Self-hosted deployment means you operate the machine, network, and change control for a Fontana host: on-premises datacenter, private cloud, or an isolated environment without Fontana managing the box day to day. You still run the same governed stack, cluster-per-workspace layout, and pinned releases as cloud customers.

  • Data residency or air-gap requirements that keep the host inside your facility
  • Existing Kubernetes operations teams who want Fontana as a standard Helm/k3d workload
  • Private registry policy: mirror Fontana images internally instead of pulling from GHCR at runtime
  • Customer-operated change control: your CAB, backup, and DR procedures own the host lifecycle
AreaYour responsibility
Hardware or VMSizing, OS patching, disk encryption policy on the underlying volumes
NetworkIngress (443), SSH for break-glass, firewall rules, corporate DNS
Kubernetes hostk3d clusters for platform + each workspace; CLI-driven lifecycle
Backups and DRSnapshot retention policy, off-host backup of volume archives where required
UpgradesPin release tags, run fontana apply in approved windows, validate with fontana status
  • Pinned release bundles and container images (GHCR or mirrored into your registry)
  • Fontana CLI to reconcile platform and tenant clusters from fontana.yaml
  • Same architecture as cloud: platform cluster for shared services, one cluster per workspace
  • Documentation for observability, identity, compliance, and upgrade/rollback semantics

On a shared self-hosted host, multiple workspaces use separate clusters on one Linux machine (soft multi-tenancy at the kernel). A dedicated host gives one customer the entire box for a smaller blast radius. The cluster-per-workspace isolation model is identical in both cases.

Developers often run a local *.localhost install on a laptop or build server for integration testing. That uses the same CLI and topology at smaller scale.
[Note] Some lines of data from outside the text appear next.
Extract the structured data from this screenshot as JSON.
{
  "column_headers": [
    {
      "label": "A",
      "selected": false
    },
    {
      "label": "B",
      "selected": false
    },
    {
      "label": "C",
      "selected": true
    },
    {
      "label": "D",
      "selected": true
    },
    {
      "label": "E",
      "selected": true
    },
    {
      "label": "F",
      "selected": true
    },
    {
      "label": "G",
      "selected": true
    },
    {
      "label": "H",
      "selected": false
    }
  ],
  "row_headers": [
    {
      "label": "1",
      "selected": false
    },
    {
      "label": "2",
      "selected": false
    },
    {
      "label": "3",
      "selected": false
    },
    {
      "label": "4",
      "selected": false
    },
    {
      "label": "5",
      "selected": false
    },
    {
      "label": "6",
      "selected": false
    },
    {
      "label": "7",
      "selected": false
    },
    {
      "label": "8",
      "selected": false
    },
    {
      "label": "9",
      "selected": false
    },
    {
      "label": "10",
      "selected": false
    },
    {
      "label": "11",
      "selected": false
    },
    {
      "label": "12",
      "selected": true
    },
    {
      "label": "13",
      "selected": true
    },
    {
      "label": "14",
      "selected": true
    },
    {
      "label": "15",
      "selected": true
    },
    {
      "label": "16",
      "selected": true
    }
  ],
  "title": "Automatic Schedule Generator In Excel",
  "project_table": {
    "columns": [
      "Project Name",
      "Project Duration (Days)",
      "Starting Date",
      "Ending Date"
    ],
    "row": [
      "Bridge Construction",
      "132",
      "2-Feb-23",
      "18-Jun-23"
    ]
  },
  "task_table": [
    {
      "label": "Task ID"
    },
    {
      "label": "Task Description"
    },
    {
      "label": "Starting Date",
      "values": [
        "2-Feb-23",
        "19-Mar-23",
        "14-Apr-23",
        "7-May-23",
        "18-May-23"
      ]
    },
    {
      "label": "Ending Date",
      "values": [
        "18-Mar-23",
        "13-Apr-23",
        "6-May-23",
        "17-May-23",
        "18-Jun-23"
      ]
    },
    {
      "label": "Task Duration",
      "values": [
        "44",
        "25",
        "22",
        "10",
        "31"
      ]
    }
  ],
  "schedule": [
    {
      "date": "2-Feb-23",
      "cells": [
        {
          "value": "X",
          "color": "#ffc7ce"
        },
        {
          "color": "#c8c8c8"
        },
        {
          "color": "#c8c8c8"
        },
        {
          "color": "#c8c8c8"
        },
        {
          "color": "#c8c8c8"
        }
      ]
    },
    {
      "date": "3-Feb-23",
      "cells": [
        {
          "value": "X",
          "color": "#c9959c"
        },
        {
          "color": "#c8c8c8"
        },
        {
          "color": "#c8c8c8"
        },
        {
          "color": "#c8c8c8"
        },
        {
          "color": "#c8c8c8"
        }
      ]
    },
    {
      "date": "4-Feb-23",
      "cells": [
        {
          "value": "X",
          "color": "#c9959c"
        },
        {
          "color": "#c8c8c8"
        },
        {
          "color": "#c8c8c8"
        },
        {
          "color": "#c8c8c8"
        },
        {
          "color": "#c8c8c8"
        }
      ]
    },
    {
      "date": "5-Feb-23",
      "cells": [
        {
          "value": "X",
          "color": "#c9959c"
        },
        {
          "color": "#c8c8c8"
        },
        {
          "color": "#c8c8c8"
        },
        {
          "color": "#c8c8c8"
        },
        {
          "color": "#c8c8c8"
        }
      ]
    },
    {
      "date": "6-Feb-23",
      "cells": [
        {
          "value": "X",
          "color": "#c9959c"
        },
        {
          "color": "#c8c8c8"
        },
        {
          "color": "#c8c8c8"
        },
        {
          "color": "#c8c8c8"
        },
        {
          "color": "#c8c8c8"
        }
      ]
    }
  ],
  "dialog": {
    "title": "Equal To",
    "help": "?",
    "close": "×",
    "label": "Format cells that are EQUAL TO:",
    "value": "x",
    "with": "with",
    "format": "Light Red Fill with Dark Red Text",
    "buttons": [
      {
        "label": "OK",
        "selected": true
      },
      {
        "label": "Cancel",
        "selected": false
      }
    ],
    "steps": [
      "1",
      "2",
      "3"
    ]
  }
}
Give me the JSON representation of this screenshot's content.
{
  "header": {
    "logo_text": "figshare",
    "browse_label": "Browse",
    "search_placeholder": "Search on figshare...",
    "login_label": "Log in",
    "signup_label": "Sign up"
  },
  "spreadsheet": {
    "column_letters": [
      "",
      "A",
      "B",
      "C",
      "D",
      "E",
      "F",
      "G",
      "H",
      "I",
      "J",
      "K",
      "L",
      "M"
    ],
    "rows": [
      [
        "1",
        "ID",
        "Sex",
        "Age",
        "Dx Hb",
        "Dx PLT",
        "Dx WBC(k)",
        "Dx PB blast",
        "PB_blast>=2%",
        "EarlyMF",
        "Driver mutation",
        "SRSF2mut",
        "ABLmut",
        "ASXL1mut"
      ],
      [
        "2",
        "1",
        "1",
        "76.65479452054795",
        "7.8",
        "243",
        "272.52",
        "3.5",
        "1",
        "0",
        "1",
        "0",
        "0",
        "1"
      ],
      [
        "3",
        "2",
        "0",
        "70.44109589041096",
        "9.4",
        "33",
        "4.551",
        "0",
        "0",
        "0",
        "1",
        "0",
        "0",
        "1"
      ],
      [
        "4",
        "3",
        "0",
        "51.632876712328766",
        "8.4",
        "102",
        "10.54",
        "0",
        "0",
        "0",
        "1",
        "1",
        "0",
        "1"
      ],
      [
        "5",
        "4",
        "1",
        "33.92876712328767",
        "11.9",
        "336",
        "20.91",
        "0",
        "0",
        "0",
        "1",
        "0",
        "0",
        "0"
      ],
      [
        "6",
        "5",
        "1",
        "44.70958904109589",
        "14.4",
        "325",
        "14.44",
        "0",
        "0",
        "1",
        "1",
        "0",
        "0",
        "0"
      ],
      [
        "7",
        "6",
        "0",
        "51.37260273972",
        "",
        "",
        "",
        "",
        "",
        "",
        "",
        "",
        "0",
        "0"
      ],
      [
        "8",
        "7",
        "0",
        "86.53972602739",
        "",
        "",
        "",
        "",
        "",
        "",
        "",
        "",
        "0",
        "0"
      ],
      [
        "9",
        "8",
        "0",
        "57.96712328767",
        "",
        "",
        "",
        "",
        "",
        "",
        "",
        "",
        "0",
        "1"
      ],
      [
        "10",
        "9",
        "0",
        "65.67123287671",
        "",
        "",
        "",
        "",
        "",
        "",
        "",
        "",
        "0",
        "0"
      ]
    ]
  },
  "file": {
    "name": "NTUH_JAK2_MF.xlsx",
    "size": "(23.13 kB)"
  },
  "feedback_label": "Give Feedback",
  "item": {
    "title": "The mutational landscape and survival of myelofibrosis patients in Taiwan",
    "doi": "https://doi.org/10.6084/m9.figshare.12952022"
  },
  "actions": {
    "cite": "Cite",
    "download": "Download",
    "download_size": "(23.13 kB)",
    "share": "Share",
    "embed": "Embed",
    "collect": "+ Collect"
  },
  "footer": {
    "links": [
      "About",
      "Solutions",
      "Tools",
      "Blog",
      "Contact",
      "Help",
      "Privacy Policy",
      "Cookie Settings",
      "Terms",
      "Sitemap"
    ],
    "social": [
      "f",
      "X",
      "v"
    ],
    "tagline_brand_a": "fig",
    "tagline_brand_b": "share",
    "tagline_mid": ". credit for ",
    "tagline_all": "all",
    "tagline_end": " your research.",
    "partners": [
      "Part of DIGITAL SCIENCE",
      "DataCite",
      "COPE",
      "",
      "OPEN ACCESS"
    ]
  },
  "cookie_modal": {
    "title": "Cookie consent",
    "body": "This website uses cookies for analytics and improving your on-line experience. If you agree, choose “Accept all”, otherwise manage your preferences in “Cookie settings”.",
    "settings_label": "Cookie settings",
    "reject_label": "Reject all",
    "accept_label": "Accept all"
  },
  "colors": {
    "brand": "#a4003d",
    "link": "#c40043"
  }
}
Production self-hosted runbooks differ mainly in TLS, DNS, and backup policy, not in application architecture.

  1. Size a host (CPU, RAM, encrypted data disk) per Fontana guidance for your tenant count.
  2. Install the Fontana CLI from the GHCR release bundle (or your private registry mirror).
  3. Author fontana.yaml with baseDomain, tenants, and pinned source.tag for production.
  4. Run fontana apply, then configure SSO, BYOK, and observability in the workspace.